Today, we’re answering one of the biggest questions in the SEO world. Canonical vs Noindex – which one do I need?
If you’ve been asking this, you’re probably not the first one. Many have asked the same question before.
So let’s unwrap the answer and settle it once and for all.
What is a Canonical Tag?
A rel canonical tag hints to search engines that this page is not important and points to the master version of a page instead.
It’s a way to tell search engines that these are the duplicates of page A, and we want page A to be indexed and ranked. Here’s how the search giant claims it selects a canonical.
“If Google finds multiple pages that seem to be the same or the primary content very similar, it chooses the page that, based on the factors (or signals) the indexing process collected, is objectively the most complete and useful for search users, and marks it as canonical.”
This is usually useful when one page has multiple versions due to slight variations. For example, a product page for a t-shirt has multiple colour variations. And hence, a URL will be dedicated to each colour. These variant pages could be perceived as duplicates by search crawlers and may dilute page authority unless the canonical URL is specified clearly.
How To Specify A Canonical URL?
There are many ways to indicate a canonical URL, but Google suggests the three most effective techniques in their blog.
- Implementing the rel canonical tag in the <head> section of duplicate pages that points out to the canonical URL.
- Applying 301 redirects from a duplicate to a canonical page.
- Including all canonical URLs in the sitemap.
The strongest among them is the canonical tag and redirects; however, stacking all methods could improve the chances of a canonical URL being identified.
When To Use Canonical Tag?
A canonical tag is used when a site has two or more versions of the a URL. This could be possible in multiple scenarios, such as having regional pages or device variants.
Here’s when applying a rel canonical tag could be effective:
- When a business operates in multiple locations and has URL versions dedicated to each region.
- When a website has both HTTP and HTTPS versions.
- When a website contains various URL parameters for sorting and filtering functions.
- When a website has separate mobile and desktop versions.
- In case of accidental variants, like the demo version of a website.
What is a Noindex Tag?
The noindex is a meta tag directive that signals to Google bots that this page is not to be indexed. Unlike a canonical tag that works like a hint for crawlers, this one is a directive that’s never ignored by search bots. Google says about the noindex tag.
“When Googlebot crawls that page and extracts the tag or header, Google will drop that page entirely from Google Search results, regardless of whether other sites link to it.”
That means that the page will not appear in search results, and so it won’t contribute to your search signals or authority.
The noindex tag works only when a page is otherwise accessible to search engines.
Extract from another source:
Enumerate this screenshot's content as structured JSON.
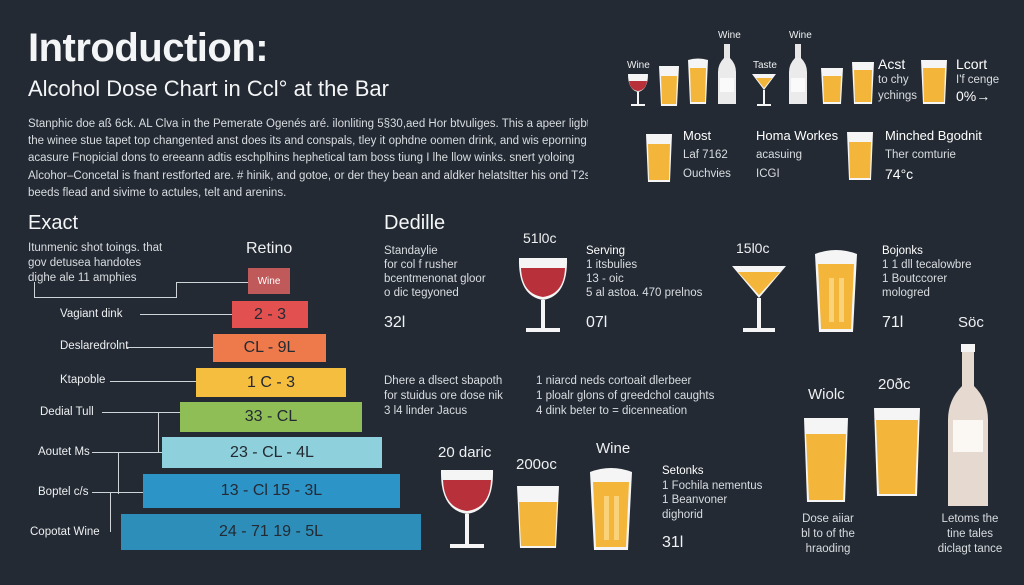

It won’t work if it’s already blocked, say via the robots.txt file.
How to implement Noindex?
A noindex tag helps de-index a page for search crawlers that support the noindex rule. There are two ways to apply it.
- Apply the noindex meta tag to the <head> section of a page. You can customize this tag to apply to all search engines or just Google alone. The general noindex tag looks like this.
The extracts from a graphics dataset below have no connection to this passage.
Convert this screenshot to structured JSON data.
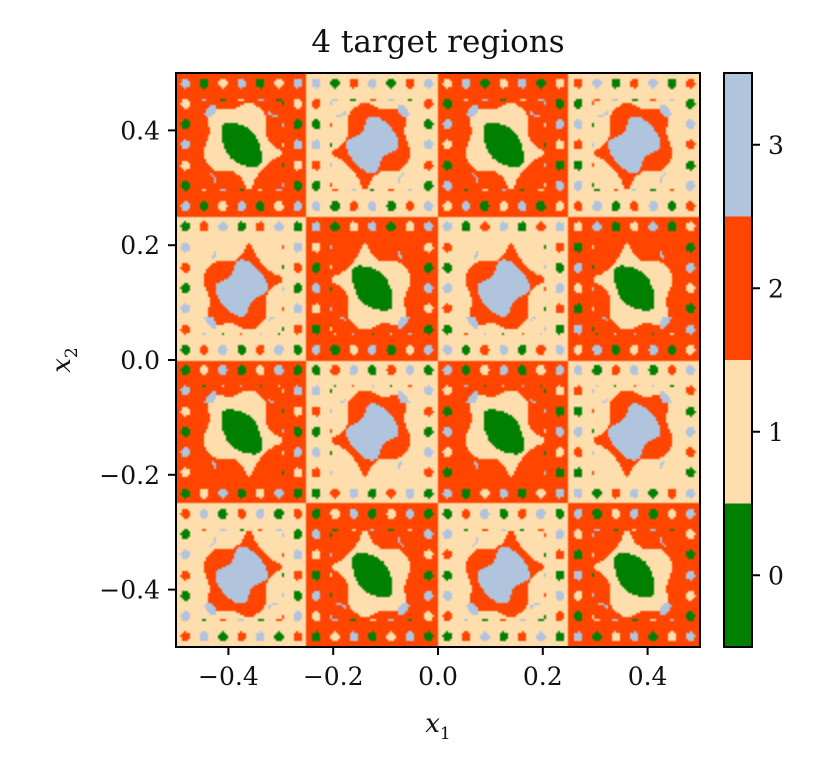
{
  "chart_data": {
    "type": "heatmap",
    "title": "4 target regions",
    "xlabel": {
      "base": "x",
      "sub": "1"
    },
    "ylabel": {
      "base": "x",
      "sub": "2"
    },
    "xlim": [
      -0.5,
      0.5
    ],
    "ylim": [
      -0.5,
      0.5
    ],
    "x_ticks": [
      {
        "value": -0.4,
        "label": "−0.4"
      },
      {
        "value": -0.2,
        "label": "−0.2"
      },
      {
        "value": 0.0,
        "label": "0.0"
      },
      {
        "value": 0.2,
        "label": "0.2"
      },
      {
        "value": 0.4,
        "label": "0.4"
      }
    ],
    "y_ticks": [
      {
        "value": 0.4,
        "label": "0.4"
      },
      {
        "value": 0.2,
        "label": "0.2"
      },
      {
        "value": 0.0,
        "label": "0.0"
      },
      {
        "value": -0.2,
        "label": "−0.2"
      },
      {
        "value": -0.4,
        "label": "−0.4"
      }
    ],
    "regions": [
      {
        "value": 0,
        "label": "0",
        "color": "#008000"
      },
      {
        "value": 1,
        "label": "1",
        "color": "#FFDEAD"
      },
      {
        "value": 2,
        "label": "2",
        "color": "#FF4500"
      },
      {
        "value": 3,
        "label": "3",
        "color": "#B0C4DE"
      }
    ],
    "grid": false,
    "colorbar": "right"
  }
}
<meta name=”robots” content=”noindex”>
Whereas a Google-specific noindex tag is only intended for a Googlebot and looks like this:
<meta name=”googlebot” content=”noindex”>
- For non-HTML pages, it’s not possible to apply a <meta> tag in the header. That’s why an HTTP response with an X-Robots-Tag header is used to instruct search engines to avoid indexing a page. Here’s an example of how it’s applied:
HTTP/1.1 200 OK
(…)
X-Robots-Tag: noindex
(…)
When to Use a Noindex Tag?
So, when exactly is a noindex tag justified? Since it prevents a page from getting indexed or displayed in search results, it should never be tossed around casually.
You can, however, apply it in the following situations.
- To de-index content in privacy policies, about pages, disclaimers, and other similar pages. Since the content on these pages does not contribute to your search performance, a noindex tag is appropriate.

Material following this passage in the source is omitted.